Isso também é verdade para os gastos gerais com o NHS. Embora o governo tenha aumentado o financiamento na última década, os ganhos foram “marginais”, de acordo com Palmer. Considerando a inflação e as mudanças demográficas, os gastos na Inglaterra aumentaram apenas 0,4% ao ano desde 2010, mostram os dados do Nuffield Trust.
“Emocionalmente desgastante”
O pagamento não é o único problema. As enfermeiras também estão esgotadas, em parte porque há um recorde de 47 mil vagas na Inglaterra.
Os dados do Nuffield Trust mostram que 40 mil enfermeiros na Inglaterra, ou cerca de 11% da força de trabalho total de enfermagem, abandonaram seus empregos no ano até junho. Um número semelhante se juntou – quase 45 mil – mas não foi suficiente para preencher as lacunas.
A maioria dos enfermeiros saiu para se aposentar, mas o número citando o equilíbrio entre vida profissional e pessoal, o segundo motivo mais comum para sair, é quase quatro vezes maior do que há uma década.

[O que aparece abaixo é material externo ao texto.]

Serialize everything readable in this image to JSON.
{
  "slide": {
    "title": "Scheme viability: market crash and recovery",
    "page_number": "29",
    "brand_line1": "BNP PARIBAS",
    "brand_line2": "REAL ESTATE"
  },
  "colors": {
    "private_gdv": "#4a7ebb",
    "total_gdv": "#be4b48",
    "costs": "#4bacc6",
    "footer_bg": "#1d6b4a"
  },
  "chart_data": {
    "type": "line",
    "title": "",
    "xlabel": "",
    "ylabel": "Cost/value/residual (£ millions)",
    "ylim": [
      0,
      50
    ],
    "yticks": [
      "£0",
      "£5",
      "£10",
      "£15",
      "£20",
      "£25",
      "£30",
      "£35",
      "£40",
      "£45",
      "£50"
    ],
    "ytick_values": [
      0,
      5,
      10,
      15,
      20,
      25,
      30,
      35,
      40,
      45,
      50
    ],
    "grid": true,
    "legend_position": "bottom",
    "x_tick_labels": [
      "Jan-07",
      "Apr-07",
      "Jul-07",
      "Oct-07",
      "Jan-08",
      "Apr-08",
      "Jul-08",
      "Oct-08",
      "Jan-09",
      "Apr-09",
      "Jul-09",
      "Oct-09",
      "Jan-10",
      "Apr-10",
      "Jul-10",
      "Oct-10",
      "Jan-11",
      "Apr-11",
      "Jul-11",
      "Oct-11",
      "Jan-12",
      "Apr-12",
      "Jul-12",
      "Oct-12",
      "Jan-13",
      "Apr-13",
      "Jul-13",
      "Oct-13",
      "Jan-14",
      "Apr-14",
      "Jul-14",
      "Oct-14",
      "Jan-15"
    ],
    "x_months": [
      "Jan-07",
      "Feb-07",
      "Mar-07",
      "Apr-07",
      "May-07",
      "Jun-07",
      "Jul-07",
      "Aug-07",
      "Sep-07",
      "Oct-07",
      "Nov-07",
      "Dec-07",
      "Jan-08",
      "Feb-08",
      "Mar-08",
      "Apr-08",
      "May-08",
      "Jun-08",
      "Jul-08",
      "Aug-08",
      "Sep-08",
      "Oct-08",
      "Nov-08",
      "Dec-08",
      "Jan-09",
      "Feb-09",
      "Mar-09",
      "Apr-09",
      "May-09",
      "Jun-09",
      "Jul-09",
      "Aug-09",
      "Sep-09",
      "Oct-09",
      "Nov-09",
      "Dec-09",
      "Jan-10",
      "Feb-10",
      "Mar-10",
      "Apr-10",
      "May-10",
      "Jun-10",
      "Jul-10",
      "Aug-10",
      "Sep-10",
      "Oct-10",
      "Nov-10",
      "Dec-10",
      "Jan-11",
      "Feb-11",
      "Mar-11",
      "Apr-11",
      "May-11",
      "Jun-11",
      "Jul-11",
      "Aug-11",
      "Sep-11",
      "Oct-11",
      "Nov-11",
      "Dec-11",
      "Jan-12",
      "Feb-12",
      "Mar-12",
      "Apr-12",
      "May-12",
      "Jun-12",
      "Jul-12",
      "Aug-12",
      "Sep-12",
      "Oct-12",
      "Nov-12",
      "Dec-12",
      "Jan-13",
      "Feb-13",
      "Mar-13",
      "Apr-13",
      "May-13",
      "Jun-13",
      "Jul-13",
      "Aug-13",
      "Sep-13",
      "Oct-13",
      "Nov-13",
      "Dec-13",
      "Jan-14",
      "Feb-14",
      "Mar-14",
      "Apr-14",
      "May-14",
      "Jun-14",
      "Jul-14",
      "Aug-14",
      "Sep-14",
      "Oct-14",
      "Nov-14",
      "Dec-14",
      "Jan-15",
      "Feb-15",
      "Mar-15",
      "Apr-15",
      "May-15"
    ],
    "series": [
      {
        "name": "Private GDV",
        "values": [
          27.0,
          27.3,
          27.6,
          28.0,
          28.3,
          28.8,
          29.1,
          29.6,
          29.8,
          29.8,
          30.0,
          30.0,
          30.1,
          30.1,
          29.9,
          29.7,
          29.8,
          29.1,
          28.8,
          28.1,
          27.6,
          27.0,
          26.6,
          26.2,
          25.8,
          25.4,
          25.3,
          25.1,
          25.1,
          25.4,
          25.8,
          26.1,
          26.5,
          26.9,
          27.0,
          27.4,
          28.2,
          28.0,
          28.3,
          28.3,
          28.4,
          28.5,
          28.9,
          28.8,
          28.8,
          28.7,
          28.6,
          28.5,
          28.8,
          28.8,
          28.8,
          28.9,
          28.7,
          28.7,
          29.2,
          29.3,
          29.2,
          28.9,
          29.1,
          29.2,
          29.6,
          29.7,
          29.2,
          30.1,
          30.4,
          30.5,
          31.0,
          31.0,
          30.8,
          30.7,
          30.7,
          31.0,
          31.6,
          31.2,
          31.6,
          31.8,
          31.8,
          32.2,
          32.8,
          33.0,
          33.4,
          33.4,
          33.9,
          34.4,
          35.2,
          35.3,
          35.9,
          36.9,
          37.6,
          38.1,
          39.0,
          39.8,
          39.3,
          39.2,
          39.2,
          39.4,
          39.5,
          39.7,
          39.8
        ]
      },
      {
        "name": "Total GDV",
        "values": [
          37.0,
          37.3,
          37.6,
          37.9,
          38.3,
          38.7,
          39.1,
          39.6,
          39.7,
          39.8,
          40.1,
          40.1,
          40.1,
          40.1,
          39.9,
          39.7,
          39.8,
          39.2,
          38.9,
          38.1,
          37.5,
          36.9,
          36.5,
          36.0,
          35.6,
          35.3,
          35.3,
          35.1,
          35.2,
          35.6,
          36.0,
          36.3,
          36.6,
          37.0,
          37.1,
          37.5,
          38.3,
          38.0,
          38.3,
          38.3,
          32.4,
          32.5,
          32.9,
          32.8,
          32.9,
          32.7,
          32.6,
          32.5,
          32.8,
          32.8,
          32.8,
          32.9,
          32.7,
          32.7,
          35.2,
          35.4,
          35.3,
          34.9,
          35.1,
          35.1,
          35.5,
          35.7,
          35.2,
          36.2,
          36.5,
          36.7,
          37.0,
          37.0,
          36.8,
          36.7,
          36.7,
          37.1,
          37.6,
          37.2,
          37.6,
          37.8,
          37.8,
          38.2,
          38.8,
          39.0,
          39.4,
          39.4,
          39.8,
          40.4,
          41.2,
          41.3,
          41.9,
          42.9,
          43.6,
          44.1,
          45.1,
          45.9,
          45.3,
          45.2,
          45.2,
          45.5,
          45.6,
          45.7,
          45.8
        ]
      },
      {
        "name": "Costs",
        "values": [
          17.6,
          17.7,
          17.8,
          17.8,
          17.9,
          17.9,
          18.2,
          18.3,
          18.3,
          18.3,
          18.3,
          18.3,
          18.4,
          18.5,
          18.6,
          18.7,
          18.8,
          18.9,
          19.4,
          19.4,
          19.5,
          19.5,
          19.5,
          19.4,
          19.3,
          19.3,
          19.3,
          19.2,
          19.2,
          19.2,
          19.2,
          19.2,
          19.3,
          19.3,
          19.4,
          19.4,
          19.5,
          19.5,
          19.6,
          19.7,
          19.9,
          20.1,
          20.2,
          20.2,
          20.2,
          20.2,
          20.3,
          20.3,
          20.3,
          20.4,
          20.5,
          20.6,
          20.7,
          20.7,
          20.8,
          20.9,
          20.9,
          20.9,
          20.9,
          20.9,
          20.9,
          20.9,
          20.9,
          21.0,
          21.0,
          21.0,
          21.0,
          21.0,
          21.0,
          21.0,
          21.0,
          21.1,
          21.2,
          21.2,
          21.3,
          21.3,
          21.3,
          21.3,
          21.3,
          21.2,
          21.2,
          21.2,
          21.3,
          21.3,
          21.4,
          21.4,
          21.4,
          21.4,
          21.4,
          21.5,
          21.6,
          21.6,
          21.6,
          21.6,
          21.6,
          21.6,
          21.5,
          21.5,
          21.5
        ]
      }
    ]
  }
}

E mais podem desistir se as condições não melhorarem. Uma pesquisa da RCN com seus membros em dezembro passado mostrou que 57% dos entrevistados estavam pensando em sair. Sentir-se desvalorizado e trabalhar sob muita pressão foram os principais motivos apontados.
Sally Warren, diretora de políticas do The King’s Fund, um think tank, disse à CNN que a última década foi “desafiadora”, pois o número de funcionários ficou atrás da demanda. A pandemia apenas intensificou esses problemas.
“[As enfermeiras estavam] tendo que gerenciar a chamada do iPad entre alguém que [não podia] ser visitado por parentes em suas horas finais”, disse Warren. “[Foi] realmente desgastante emocionalmente.”